4 Novembre 1966

Alluvione a Firenze

 

        

 

Quella avvenuta tra il 3 e il 4 Novembre fu la più spaventosa e terribile di tutte le alluvioni a Firenze e dintorni. In soli di giorni si riversò in tutta la regione una quantità d'acqua pari a un terzo della media annuale. Si calcola che la quantità d'acqua caduta nelle 24 ore fra il 3 e il 4 novembre fu di circa 180/200 litri per metro quadro e che il livello dell'Arno toccò gli 11 metri.

L'alluvione del 4 novembre 1966 non colpì solo il centro storico della città ma tutto il bacino dell'Arno a monte ed a valle della città. Le campagne furono allagate per giorni dopo il disastro e molti comuni minori isolati e danneggiati gravemente.

È inevitabile che più duratura nella memoria sia rimasta la tragedia, sia pure incruenta, del patrimonio artistico della città: migliaia di volumi, tra cui preziosi manoscritti o rare opere a stampa furono coperti di fango nei magazzini della Biblioteca Nazionale Centrale, e una delle più importanti opere pittoriche di tutti i tempi, Il Crocifisso di Cimabue conservato nella Basilica di Santa Croce deve considerarsi, nonostante un commovente restauro, perduto all'80%. La nafta del riscaldamento impresse le tracce del livello raggiunto dalle acque su tanti monumenti; le Porte del Paradiso del Battistero di Firenze furono spalancate dalle acque, e dalle ante sbattute violentemente si staccarono quasi tutte le formelle del Ghiberti. Innumerevoli i danni ai depositi degli uffizi, ancora non completamente risarciti dopo anni di indefessi restauri, che tra l'altro hanno portato le istituzioni fiorentine per il restauro ad essere considerate fra le principali del mondo. Un vero e proprio esercito di giovani e meno giovani di tutte le nazionalità volontariamente, subito dopo l'alluvione, arrivarono a migliaia in città per salvare le opere d'arte e i libri, strappando al fango e all'oblio la testimonianza di secoli di Arte e di Storia. Questa incredibile catena di solidarietà internazionale rimane una delle immagini più belle nella tragedia. I giovani, chiamati ben presto gli "Angeli del fango" sono anche uno dei primi esempi di mobilitazione spontanea giovanile nel XX secolo. Per la tutela del patrimonio artistico danneggiato si mise subito in moto una gara a mettere al sicuro e approntare i primi restauri ai beni danneggiati. Guidati dal lungimirante soprintendente Ugo Procacci, i laboratori fiorentini dell'Opificio delle pietre dure raggiunsero gradualmente quei livelli di avanguardia e maestranza tecnica che tutt'ora li rendono una delle strutture più importanti a livello mondiale nel campo del restauro.

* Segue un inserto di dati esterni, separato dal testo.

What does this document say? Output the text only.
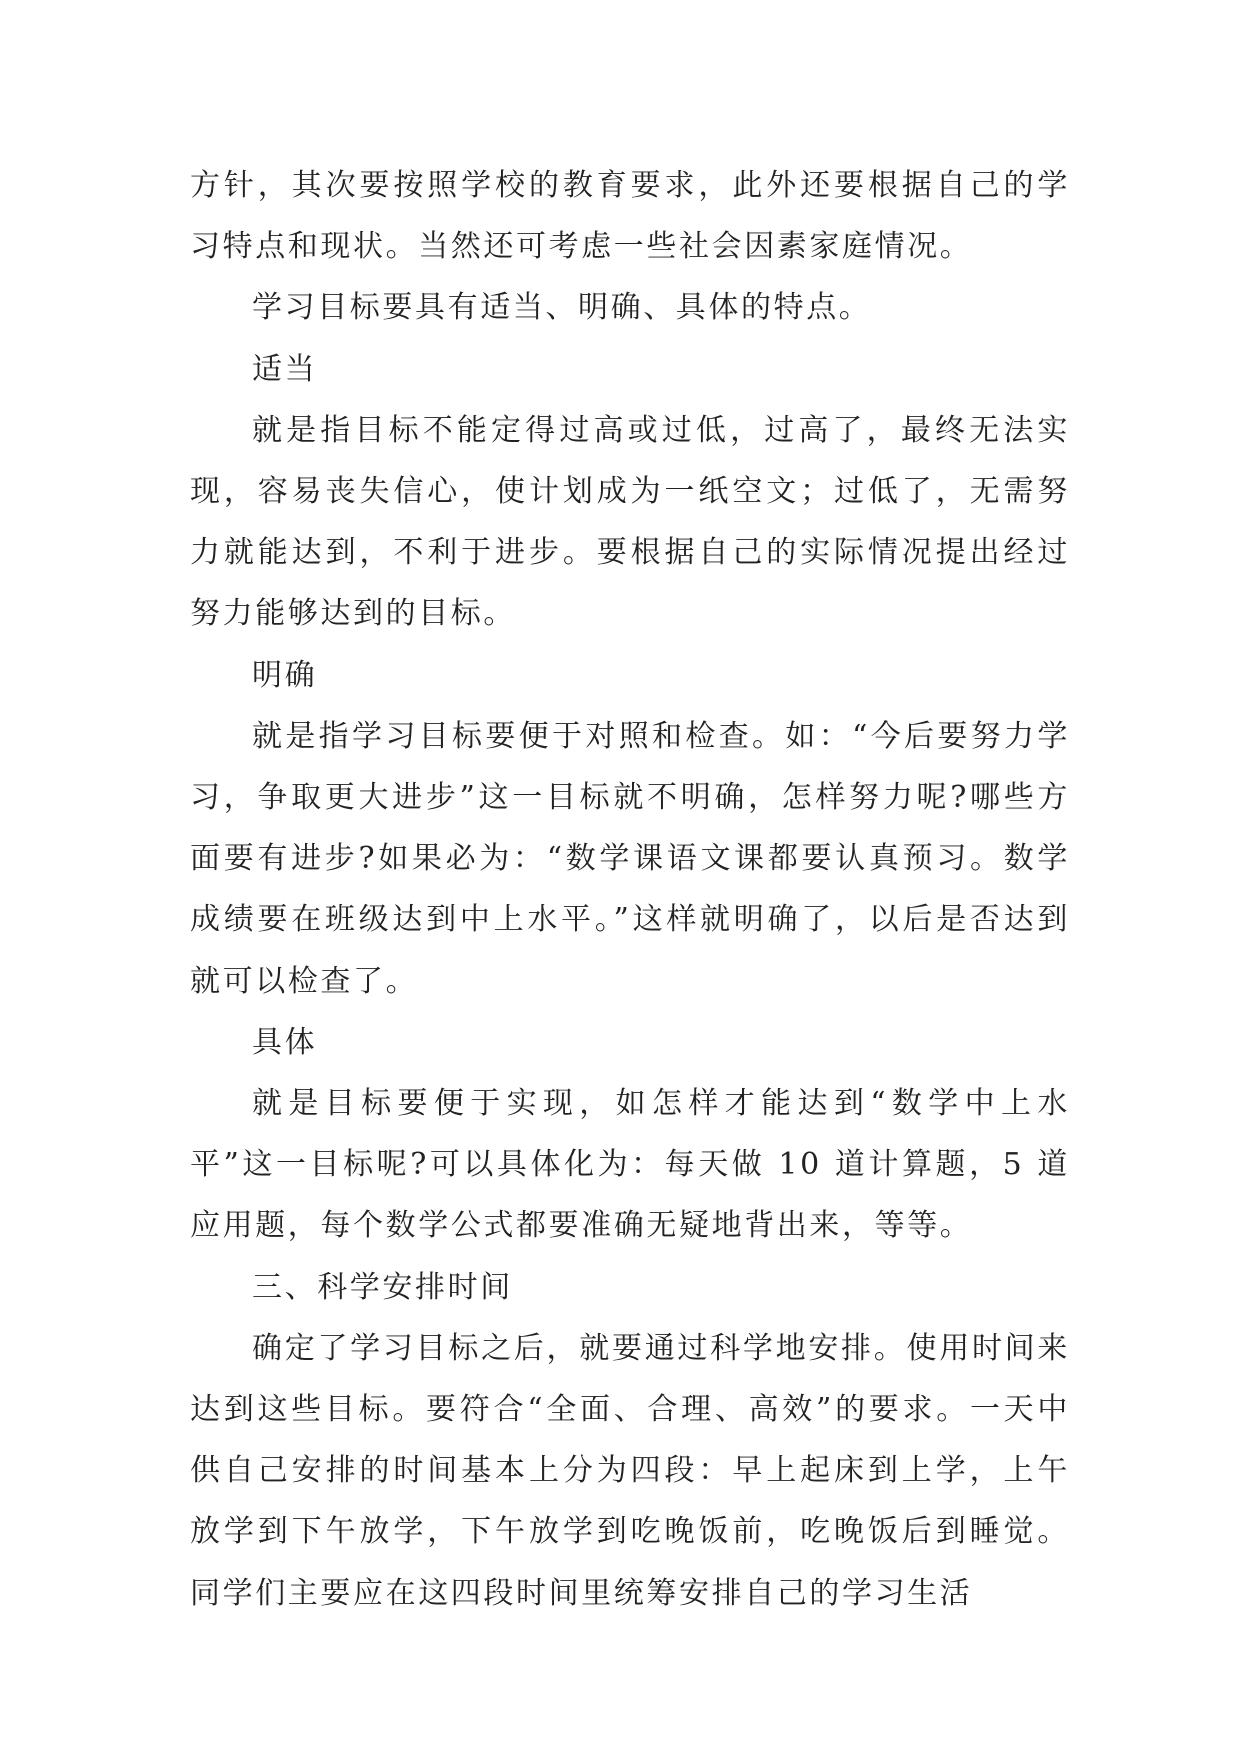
方针，其次要按照学校的教育要求，此外还要根据自己的学习特点和现状。当然还可考虑一些社会因素家庭情况。

学习目标要具有适当、明确、具体的特点。

适当

就是指目标不能定得过高或过低，过高了，最终无法实现，容易丧失信心，使计划成为一纸空文；过低了，无需努力就能达到，不利于进步。要根据自己的实际情况提出经过努力能够达到的目标。

明确

就是指学习目标要便于对照和检查。如：“今后要努力学习，争取更大进步”这一目标就不明确，怎样努力呢?哪些方面要有进步?如果必为：“数学课语文课都要认真预习。数学成绩要在班级达到中上水平。”这样就明确了，以后是否达到就可以检查了。

具体

就是目标要便于实现，如怎样才能达到“数学中上水平”这一目标呢?可以具体化为：每天做 10 道计算题，5 道应用题，每个数学公式都要准确无疑地背出来，等等。

三、科学安排时间

确定了学习目标之后，就要通过科学地安排。使用时间来达到这些目标。要符合“全面、合理、高效”的要求。一天中供自己安排的时间基本上分为四段：早上起床到上学，上午放学到下午放学，下午放学到吃晚饭前，吃晚饭后到睡觉。同学们主要应在这四段时间里统筹安排自己的学习生活
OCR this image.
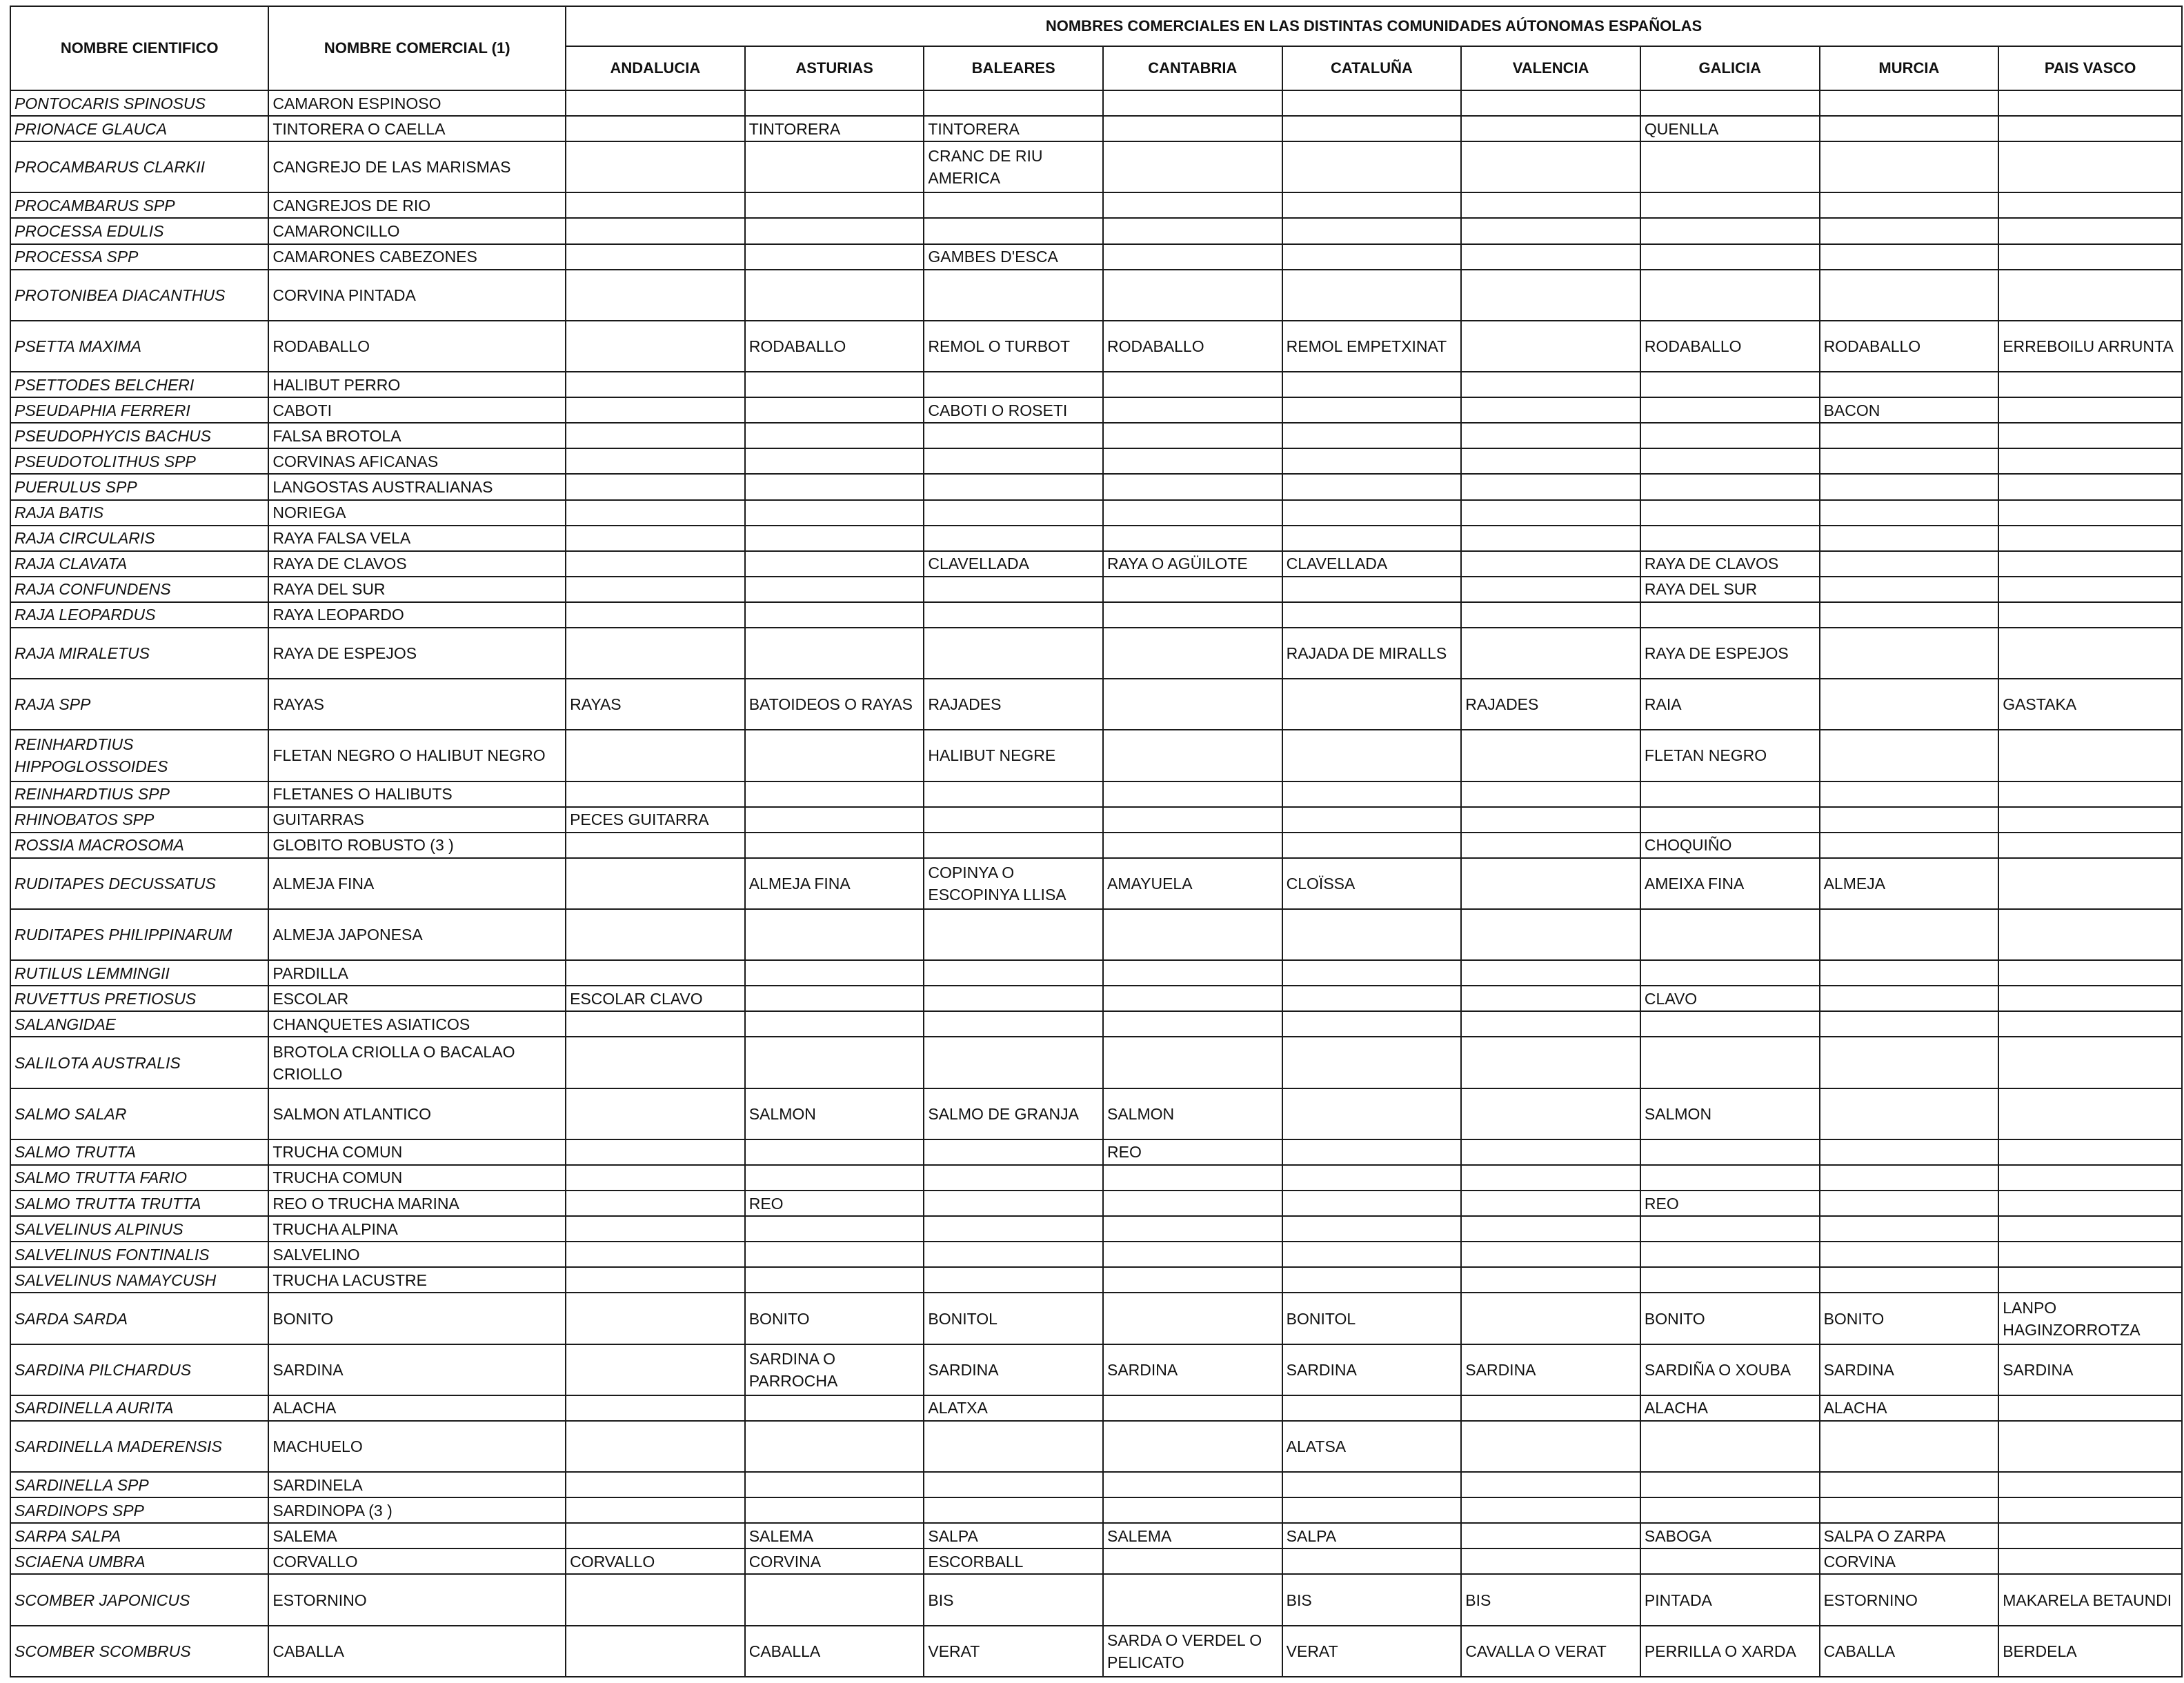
NOMBRE CIENTIFICO	NOMBRE COMERCIAL (1)	NOMBRES COMERCIALES EN LAS DISTINTAS COMUNIDADES AÚTONOMAS ESPAÑOLAS								
		ANDALUCIA	ASTURIAS	BALEARES	CANTABRIA	CATALUÑA	VALENCIA	GALICIA	MURCIA	PAIS VASCO
PONTOCARIS SPINOSUS	CAMARON ESPINOSO									
PRIONACE GLAUCA	TINTORERA O CAELLA		TINTORERA	TINTORERA				QUENLLA		
PROCAMBARUS CLARKII	CANGREJO DE LAS MARISMAS			CRANC DE RIU AMERICA						
PROCAMBARUS SPP	CANGREJOS DE RIO									
PROCESSA EDULIS	CAMARONCILLO									
PROCESSA SPP	CAMARONES CABEZONES			GAMBES D'ESCA						
PROTONIBEA DIACANTHUS	CORVINA PINTADA									
PSETTA MAXIMA	RODABALLO		RODABALLO	REMOL O TURBOT	RODABALLO	REMOL EMPETXINAT		RODABALLO	RODABALLO	ERREBOILU ARRUNTA
PSETTODES BELCHERI	HALIBUT PERRO									
PSEUDAPHIA FERRERI	CABOTI			CABOTI O ROSETI					BACON	
PSEUDOPHYCIS BACHUS	FALSA BROTOLA									
PSEUDOTOLITHUS SPP	CORVINAS AFICANAS									
PUERULUS SPP	LANGOSTAS AUSTRALIANAS									
RAJA BATIS	NORIEGA									
RAJA CIRCULARIS	RAYA FALSA VELA									
RAJA CLAVATA	RAYA DE CLAVOS			CLAVELLADA	RAYA O AGÜILOTE	CLAVELLADA		RAYA DE CLAVOS		
RAJA CONFUNDENS	RAYA DEL SUR							RAYA DEL SUR		
RAJA LEOPARDUS	RAYA LEOPARDO									
RAJA MIRALETUS	RAYA DE ESPEJOS					RAJADA DE MIRALLS		RAYA DE ESPEJOS		
RAJA SPP	RAYAS	RAYAS	BATOIDEOS O RAYAS	RAJADES			RAJADES	RAIA		GASTAKA
REINHARDTIUS HIPPOGLOSSOIDES	FLETAN NEGRO O HALIBUT NEGRO			HALIBUT NEGRE				FLETAN NEGRO		
REINHARDTIUS SPP	FLETANES O HALIBUTS									
RHINOBATOS SPP	GUITARRAS	PECES GUITARRA								
ROSSIA MACROSOMA	GLOBITO ROBUSTO (3 )							CHOQUIÑO		
RUDITAPES DECUSSATUS	ALMEJA FINA		ALMEJA FINA	COPINYA O ESCOPINYA LLISA	AMAYUELA	CLOÏSSA		AMEIXA FINA	ALMEJA	
RUDITAPES PHILIPPINARUM	ALMEJA JAPONESA									
RUTILUS LEMMINGII	PARDILLA									
RUVETTUS PRETIOSUS	ESCOLAR	ESCOLAR CLAVO						CLAVO		
SALANGIDAE	CHANQUETES ASIATICOS									
SALILOTA AUSTRALIS	BROTOLA CRIOLLA O BACALAO CRIOLLO									
SALMO SALAR	SALMON ATLANTICO		SALMON	SALMO DE GRANJA	SALMON			SALMON		
SALMO TRUTTA	TRUCHA COMUN				REO					
SALMO TRUTTA FARIO	TRUCHA COMUN									
SALMO TRUTTA TRUTTA	REO O TRUCHA MARINA		REO					REO		
SALVELINUS ALPINUS	TRUCHA ALPINA									
SALVELINUS FONTINALIS	SALVELINO									
SALVELINUS NAMAYCUSH	TRUCHA LACUSTRE									
SARDA SARDA	BONITO		BONITO	BONITOL		BONITOL		BONITO	BONITO	LANPO HAGINZORROTZA
SARDINA PILCHARDUS	SARDINA		SARDINA O PARROCHA	SARDINA	SARDINA	SARDINA	SARDINA	SARDIÑA O XOUBA	SARDINA	SARDINA
SARDINELLA AURITA	ALACHA			ALATXA				ALACHA	ALACHA	
SARDINELLA MADERENSIS	MACHUELO					ALATSA				
SARDINELLA SPP	SARDINELA									
SARDINOPS SPP	SARDINOPA (3 )									
SARPA SALPA	SALEMA		SALEMA	SALPA	SALEMA	SALPA		SABOGA	SALPA O ZARPA	
SCIAENA UMBRA	CORVALLO	CORVALLO	CORVINA	ESCORBALL					CORVINA	
SCOMBER JAPONICUS	ESTORNINO			BIS		BIS	BIS	PINTADA	ESTORNINO	MAKARELA BETAUNDI
SCOMBER SCOMBRUS	CABALLA		CABALLA	VERAT	SARDA O VERDEL O PELICATO	VERAT	CAVALLA O VERAT	PERRILLA O XARDA	CABALLA	BERDELA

Oltre ai metodi tecnico scientifici allora disponibili, e a sviluppare nuove tecnologie allora ancora embrionali, il Procacci fu uno dei primi a basare gli interventi di restauro cercando e studiando le fonti scritte lasciate dagli artefici nel corso dei secoli. La più profonda comprensione di tecniche e materiali antichi infatti si basò (secondo una scelta tanto ovvia per la nostra mentalità quanto inusitata per l'epoca) sulla lettura attenta di tutte quelle testimonianze antiche che spiegavano per filo e per segno i procedimenti utilizzati per creare i manufatti artistici. Ricettari come Teofilo monaco e trattati come il Libro dell'Arte di Cennino Cennini furono fondamentali per la conoscenza degli affreschi antichi e di altre tecniche e permisero un uso sapiente e calibrato delle tecniche aggiornate alle conoscenze moderne.